On the flip side, Q3 earnings, expected from mid-January 2025, could provide a much-needed boost. Analysts predict better numbers, driven by a recovery in rural and urban consumption and increased government spending. For instance, sectors like FMCG and auto, which struggled last quarter, may see a rebound thanks to festival-season sales and improved rural incomes.

 

Domestic Investors to the Rescue?

 

While FIIs have been pulling out, domestic institutional investors (DIIs) have stepped in as the cavalry. DIIs have consistently been buying, providing some stability to the markets. “Their support has been crucial, but we still need FII participation for a full recovery,” noted Ajit Mishra of Religare Broking.

 

Vinod Nair from Geojit Financial Services echoed this sentiment, saying, “The recovery hinges on an uptick in earnings, which we expect in the second half of the financial year due to higher government expenditure.”

 

Patience is Key

 

Industry stalwarts like Raamdeo Agrawal of Motilal Oswal Financial Services remain optimistic.
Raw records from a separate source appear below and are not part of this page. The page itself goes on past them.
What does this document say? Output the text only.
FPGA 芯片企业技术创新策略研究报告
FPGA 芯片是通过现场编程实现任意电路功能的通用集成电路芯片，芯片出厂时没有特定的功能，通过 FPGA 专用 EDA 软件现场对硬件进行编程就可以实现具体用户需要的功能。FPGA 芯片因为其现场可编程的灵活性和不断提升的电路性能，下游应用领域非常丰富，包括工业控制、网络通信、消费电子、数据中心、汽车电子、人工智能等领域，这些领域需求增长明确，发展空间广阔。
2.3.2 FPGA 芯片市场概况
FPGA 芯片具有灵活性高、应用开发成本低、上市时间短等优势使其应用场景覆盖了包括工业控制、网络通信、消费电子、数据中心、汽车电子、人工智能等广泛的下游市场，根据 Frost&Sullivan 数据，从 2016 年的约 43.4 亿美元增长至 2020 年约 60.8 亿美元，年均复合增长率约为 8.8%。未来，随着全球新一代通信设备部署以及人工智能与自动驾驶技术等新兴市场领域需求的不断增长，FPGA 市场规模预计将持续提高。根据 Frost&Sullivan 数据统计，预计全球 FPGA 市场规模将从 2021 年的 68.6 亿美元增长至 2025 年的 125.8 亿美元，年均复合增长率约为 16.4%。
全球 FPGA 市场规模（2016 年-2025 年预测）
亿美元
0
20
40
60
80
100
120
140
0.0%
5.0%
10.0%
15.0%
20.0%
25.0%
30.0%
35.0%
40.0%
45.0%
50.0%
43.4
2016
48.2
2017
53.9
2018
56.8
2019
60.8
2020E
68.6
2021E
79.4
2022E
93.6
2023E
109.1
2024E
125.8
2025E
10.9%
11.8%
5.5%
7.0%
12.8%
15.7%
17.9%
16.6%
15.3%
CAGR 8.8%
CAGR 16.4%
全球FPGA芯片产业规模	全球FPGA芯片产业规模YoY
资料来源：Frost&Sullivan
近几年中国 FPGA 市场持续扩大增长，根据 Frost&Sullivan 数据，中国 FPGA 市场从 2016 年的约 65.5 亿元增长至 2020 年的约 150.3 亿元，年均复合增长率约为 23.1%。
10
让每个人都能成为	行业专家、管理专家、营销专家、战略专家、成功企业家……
Speaking at the CNBC-TV18 Global Leadership Summit, he urged investors to hold on. “We need fiscal or monetary help, and it will come. Earnings might take six months to bounce back, but they will.”

 

For now, Indian markets are walking a tightrope. The combination of better Q3 earnings and a favorable global environment could turn the tide, but until then, volatility seems to be the name of the game.